Sicherlich müsse man als moderner Mensch mit der Zeit gehen, ergänzt Diana Steinke. Doch wenn schon Babys mit Reizen vollgepackt würden, laufe etwas falsch. „Miteinander sprechen, zusammen spielen, im Wald spazieren gehen, dem Dahinplätschern eines Baches lauschen – das sind Dinge, die heute viel zu wenig stattfinden, der Sprachentwicklung von Kindern aber gut tun würden.“ Es sei wichtig, darauf hinzuweisen – nicht nur am heutigen Tag der Logopädie.

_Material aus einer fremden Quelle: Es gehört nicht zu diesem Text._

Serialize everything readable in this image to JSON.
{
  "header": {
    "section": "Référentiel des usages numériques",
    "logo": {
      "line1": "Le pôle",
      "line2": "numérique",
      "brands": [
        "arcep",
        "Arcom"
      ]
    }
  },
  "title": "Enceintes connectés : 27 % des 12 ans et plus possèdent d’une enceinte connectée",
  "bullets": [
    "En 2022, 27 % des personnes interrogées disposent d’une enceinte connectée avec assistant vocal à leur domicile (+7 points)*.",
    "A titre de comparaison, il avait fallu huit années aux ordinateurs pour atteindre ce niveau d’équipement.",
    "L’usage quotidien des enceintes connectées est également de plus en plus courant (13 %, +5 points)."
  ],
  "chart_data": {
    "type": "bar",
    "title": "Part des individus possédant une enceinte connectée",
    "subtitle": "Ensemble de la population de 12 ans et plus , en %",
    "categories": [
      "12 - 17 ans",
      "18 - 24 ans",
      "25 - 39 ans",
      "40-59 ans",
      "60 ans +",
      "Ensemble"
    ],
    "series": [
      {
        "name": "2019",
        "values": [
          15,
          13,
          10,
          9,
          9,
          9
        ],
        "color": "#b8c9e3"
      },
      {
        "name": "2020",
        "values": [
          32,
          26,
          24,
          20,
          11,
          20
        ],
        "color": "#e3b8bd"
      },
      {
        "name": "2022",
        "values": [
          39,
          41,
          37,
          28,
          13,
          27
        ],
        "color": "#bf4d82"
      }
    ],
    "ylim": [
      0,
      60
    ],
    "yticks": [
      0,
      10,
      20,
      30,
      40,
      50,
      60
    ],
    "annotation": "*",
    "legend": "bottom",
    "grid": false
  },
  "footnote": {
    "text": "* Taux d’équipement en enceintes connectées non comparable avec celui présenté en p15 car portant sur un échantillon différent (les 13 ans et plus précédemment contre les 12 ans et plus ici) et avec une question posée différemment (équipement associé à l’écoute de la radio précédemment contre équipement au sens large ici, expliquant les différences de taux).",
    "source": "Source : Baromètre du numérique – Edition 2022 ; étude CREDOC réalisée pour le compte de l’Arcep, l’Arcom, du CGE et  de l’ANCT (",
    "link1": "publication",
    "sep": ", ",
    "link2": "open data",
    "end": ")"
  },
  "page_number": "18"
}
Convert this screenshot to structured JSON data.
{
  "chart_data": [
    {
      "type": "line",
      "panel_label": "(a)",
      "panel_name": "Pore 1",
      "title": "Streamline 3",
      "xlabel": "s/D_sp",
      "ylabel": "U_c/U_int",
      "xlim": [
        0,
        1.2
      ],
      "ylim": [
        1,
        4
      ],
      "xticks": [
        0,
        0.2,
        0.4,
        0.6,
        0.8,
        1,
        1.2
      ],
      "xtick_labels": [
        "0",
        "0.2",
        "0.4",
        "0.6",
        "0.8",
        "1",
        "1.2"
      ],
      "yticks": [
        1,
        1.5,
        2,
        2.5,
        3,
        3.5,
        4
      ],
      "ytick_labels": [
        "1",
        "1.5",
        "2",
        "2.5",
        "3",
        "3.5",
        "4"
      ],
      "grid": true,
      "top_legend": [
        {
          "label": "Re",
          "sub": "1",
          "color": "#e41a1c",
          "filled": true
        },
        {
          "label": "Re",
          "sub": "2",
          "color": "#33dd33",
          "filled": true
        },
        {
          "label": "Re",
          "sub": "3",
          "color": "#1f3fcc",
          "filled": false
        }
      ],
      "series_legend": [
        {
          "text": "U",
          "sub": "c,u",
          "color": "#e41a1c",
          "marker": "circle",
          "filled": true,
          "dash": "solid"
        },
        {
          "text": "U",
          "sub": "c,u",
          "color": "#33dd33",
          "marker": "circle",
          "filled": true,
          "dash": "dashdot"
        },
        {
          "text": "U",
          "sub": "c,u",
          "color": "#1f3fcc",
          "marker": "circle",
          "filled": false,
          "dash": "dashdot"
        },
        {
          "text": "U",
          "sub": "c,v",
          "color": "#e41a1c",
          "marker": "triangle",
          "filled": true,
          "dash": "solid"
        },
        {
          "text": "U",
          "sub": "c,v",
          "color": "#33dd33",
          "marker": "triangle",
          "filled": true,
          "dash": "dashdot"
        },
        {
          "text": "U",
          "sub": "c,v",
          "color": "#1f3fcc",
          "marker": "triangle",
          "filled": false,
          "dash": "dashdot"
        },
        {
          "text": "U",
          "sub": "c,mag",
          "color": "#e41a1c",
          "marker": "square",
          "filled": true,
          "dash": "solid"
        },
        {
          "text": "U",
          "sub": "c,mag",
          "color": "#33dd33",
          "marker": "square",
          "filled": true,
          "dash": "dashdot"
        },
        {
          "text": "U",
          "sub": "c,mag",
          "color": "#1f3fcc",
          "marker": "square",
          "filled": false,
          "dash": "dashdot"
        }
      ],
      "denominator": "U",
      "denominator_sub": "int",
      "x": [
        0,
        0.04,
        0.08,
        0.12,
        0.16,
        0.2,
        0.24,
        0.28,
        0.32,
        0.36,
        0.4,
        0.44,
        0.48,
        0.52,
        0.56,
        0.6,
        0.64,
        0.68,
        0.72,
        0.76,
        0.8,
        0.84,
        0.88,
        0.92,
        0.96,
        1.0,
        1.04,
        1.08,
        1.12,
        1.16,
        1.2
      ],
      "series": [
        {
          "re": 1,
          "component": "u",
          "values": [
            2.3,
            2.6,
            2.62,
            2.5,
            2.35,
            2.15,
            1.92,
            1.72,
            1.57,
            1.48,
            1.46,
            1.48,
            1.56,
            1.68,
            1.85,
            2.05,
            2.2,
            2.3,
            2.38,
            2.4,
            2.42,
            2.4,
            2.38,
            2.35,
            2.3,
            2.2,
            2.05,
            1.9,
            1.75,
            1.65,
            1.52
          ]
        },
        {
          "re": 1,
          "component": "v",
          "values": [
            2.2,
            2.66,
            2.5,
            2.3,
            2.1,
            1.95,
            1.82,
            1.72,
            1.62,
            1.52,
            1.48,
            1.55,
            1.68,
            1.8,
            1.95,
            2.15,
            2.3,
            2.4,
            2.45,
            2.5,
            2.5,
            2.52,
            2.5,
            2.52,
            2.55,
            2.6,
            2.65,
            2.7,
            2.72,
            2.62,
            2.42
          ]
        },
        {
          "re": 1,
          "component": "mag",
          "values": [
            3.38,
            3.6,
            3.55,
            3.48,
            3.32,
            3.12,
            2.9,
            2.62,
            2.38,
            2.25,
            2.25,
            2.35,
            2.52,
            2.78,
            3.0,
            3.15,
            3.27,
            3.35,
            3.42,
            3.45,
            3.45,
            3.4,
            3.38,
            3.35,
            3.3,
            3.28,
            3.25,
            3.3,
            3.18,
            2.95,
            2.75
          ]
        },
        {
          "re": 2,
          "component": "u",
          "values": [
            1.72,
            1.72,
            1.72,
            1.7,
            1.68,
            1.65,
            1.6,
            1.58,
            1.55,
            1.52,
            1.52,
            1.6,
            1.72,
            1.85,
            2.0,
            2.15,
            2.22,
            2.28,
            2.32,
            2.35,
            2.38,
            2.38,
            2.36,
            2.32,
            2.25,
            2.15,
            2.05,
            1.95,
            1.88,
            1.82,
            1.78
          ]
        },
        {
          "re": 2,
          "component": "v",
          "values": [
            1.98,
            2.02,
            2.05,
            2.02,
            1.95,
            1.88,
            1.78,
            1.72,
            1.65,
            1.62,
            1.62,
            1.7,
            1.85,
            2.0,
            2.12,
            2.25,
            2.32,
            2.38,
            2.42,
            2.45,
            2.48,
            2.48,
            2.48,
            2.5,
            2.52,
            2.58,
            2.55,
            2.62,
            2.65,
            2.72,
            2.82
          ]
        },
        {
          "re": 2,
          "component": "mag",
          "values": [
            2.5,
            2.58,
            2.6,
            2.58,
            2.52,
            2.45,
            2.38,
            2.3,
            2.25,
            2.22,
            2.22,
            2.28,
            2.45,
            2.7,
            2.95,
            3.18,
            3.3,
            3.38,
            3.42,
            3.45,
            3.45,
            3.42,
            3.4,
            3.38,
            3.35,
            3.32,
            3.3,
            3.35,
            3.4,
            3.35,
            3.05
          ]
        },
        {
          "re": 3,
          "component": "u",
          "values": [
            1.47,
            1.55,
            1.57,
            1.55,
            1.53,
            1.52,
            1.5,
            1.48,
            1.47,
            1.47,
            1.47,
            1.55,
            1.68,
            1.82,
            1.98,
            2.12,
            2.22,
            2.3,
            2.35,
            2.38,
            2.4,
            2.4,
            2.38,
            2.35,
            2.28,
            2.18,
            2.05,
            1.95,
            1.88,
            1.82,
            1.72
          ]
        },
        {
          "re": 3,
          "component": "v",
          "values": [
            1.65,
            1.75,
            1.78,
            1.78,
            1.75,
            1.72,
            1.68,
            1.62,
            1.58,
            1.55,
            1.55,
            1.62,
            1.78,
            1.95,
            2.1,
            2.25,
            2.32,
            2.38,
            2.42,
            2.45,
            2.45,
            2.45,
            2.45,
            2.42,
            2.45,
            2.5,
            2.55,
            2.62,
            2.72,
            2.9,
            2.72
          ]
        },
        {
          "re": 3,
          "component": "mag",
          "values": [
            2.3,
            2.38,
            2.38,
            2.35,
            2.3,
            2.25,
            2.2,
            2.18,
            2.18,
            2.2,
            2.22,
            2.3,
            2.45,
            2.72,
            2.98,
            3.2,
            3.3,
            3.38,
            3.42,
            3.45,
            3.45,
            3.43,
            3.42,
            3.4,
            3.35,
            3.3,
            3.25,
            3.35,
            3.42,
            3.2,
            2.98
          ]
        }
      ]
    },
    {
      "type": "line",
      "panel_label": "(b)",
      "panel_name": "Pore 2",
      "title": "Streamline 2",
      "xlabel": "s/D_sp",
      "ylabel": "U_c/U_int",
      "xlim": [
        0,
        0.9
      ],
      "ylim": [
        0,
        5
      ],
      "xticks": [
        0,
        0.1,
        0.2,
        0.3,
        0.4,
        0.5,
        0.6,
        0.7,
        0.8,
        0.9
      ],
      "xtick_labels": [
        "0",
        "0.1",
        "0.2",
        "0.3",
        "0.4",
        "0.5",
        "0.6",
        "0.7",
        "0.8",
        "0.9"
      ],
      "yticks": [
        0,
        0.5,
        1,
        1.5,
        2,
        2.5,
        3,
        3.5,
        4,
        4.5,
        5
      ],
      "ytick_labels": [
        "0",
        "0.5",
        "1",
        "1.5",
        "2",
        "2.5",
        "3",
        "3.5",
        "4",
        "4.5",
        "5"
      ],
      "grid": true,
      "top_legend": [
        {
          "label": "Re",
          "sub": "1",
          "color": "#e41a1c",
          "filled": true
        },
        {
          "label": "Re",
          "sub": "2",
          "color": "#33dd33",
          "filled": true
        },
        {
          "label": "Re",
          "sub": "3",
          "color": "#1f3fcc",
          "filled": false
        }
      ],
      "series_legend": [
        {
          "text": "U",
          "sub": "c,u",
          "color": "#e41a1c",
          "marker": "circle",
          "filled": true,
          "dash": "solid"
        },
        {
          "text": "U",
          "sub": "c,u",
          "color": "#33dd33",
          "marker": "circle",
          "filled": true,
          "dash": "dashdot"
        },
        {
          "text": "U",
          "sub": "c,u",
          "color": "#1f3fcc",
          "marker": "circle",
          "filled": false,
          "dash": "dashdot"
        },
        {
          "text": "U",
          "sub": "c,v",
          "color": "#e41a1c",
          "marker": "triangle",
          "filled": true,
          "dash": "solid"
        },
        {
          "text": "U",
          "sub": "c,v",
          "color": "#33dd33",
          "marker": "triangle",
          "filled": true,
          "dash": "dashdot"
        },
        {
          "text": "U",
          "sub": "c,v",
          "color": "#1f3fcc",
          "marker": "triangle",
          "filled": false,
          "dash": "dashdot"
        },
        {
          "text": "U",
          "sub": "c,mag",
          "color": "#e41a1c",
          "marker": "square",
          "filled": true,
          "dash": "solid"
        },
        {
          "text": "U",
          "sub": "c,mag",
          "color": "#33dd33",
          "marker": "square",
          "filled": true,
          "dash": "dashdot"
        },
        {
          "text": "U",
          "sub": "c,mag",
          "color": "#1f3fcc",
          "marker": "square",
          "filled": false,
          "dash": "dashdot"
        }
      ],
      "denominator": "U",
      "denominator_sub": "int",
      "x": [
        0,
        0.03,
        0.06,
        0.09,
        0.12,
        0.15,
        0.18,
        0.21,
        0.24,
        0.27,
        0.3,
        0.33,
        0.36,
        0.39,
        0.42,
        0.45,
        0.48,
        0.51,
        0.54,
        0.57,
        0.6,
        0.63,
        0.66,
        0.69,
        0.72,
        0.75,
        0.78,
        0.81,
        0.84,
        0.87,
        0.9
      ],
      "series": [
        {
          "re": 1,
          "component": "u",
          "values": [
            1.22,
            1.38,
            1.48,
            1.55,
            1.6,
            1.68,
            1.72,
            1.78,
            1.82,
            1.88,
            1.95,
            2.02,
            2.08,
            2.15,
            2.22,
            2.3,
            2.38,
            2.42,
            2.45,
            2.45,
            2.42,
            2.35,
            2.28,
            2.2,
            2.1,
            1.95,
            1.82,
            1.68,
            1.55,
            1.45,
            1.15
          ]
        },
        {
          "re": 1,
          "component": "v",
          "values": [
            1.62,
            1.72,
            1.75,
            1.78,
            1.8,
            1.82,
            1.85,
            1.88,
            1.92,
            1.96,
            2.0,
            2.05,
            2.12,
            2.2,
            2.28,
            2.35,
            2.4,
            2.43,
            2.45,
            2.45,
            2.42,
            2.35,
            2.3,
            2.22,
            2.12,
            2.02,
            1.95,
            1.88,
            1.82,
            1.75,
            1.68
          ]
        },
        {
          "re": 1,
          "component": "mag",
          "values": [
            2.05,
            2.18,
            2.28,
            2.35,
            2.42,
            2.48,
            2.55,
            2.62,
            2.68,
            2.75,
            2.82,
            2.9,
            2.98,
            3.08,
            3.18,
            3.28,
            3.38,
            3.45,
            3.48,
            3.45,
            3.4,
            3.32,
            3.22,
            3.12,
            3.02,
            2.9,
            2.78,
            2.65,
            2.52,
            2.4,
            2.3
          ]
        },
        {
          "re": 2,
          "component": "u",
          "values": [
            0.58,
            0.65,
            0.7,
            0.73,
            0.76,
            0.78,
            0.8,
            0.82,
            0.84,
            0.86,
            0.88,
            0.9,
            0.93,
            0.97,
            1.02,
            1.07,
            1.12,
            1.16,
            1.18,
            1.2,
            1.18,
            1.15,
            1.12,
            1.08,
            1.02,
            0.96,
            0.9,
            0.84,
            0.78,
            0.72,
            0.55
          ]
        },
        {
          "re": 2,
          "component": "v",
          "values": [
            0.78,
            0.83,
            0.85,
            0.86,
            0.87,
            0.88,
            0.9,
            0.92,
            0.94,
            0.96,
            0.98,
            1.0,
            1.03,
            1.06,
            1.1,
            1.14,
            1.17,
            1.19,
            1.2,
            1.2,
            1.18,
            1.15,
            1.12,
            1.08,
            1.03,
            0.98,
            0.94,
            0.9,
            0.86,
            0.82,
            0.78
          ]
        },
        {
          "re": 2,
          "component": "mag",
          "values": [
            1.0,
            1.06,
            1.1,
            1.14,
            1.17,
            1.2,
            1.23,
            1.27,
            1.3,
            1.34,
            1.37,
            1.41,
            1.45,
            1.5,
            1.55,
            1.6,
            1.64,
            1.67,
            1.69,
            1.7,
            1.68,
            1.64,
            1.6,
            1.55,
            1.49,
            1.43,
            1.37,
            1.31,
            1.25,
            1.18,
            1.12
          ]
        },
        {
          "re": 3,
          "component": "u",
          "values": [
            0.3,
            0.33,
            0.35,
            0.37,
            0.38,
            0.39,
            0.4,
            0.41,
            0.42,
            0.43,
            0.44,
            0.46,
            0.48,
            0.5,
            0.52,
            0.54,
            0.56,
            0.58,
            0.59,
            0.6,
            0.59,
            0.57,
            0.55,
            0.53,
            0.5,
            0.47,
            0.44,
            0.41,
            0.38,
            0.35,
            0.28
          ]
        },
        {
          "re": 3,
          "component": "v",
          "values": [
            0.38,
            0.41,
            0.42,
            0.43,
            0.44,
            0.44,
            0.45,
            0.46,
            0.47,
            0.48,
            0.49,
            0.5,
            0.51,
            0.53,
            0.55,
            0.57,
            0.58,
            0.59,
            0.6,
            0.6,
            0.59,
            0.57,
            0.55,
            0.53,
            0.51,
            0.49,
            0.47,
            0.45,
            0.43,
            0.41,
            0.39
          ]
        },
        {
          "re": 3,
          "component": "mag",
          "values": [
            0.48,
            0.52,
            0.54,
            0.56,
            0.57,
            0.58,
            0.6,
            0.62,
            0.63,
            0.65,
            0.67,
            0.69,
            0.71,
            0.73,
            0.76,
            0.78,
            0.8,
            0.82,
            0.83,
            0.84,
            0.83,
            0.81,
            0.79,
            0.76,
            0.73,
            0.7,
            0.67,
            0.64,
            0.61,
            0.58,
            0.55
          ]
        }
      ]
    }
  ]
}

Logopäden – also Spracherzieher – bearbeiten ein sehr umfangreiches Leistungsspektrum, das außer der Hilfe bei Sprach- und Sprechstörungen auch die Behandlung von Stimm- und Schluckstörungen umfasst. Während Sprachstörungen neben organischen Ursachen vor allem durch Reizüberflutungen entstehen und dadurch bedingt immer komplexer werden, geht es bei Sprechstörungen um Wortverfälschungen, die mit der Motorik des Sprechens im Zusammenhang stehen. Auch die Hörverarbeitung spielt hier eine Rolle. „Wer häufig Mittelohrentzündung hatte, der ist anfälliger für dieses Problem“, erläutert Kerstin Thunig. Wichtig sei die gute Kooperation mit den behandelnden Fachärzten. „In der Diagnostik muss herausgefunden werden, welche sprachlichen Ebenen betroffen sind – Aussprache, Grammatik oder Wortschatz.“ Je nachdem werde die Therapie aufgebaut. Wobei vor allem Kinder sehr wissbegierige Patienten seien. „Die Kunst des Therapeuten ist, sie zu motivieren. Deshalb wird von uns vieles spielerisch verpackt.“ Kinder dürften natürlich Fehler machen, „aber man muss wissen, bis wann sie was in ihrer Entwicklung gelernt haben sollten.“

Als wichtige Komponenten im Heilungsverlauf sehen sich die Logopädinnen aber auch bei neurologischen Patienten. „In einer Zeit, in der die Menschen immer älter werden, ist natürlich auch die Zahl der Schlaganfallpatienten größer, die behandelt werden müssen. Gleiches gilt für Menschen nach Unfällen, mit tumorbedingten Operationen oder degenerativen Erkrankungen wie multipler Sklerose. Das alles hat auch in unseren Praxen stark zugenommen“, erläutert Romy Queiser. Dies seien zum großen Teil sehr langwierige Krankheitsverläufe. „Hier ist in erster Linie Geduld gefragt“, ergänzt Diana Steinke. Gerade weil die Behandlung oft sehr kompliziert sei, „sind die Patienten sehr dankbar, dass wir uns mit ihnen beschäftigen und sich damit ihre Chance verbessert, am Leben wieder teilzunehmen. Denn Kommunikation ist nun einmal das A und O.“ Wichtig, so Kerstin Thunig, sei in solchen Fällen vor allem schnelle Hilfe. „Bei einem Schlaganfall sind bis zu einem Jahr die größten Erfolge möglich. Auch wenn das nicht allzu aufregend klingt: Wir arbeiten daran, dass der Patient auf den ausgetrampelten Pfad seines Lebens zurückkehren kann, der vor der Erkrankung gängig war.“

Die drei Frauen sind schon lange als Logopädinnen unterwegs, haben in Niesky, Rothenburg und Rietschen jeweils gut zu tun. 30 bis 40 Therapien in der Woche sind keine Seltenheit. Trotzdem – oder gerade deshalb – macht ihnen der Beruf, anderen Menschen zu helfen, so viel Spaß und ist inzwischen zur Berufung geworden. „Es ist toll, wenn man endlich Fortschritte erkennt und die Patienten das auch für sich feststellen können.“

Bei all dem heißt es immer wieder, Ruhe bewahren, Einfühlungsvermögen und Fingerspitzengefühl zeigen, selbstverständlich auch Konsequenz. „Man darf natürlich auch seine Neugier nicht verlieren, muss sich regelmäßig fortbilden und darauf setzen, dass die Familie mitzieht und einem den Rücken frei hält“, macht Romy Queiser die Komplexität des Berufes deutlich.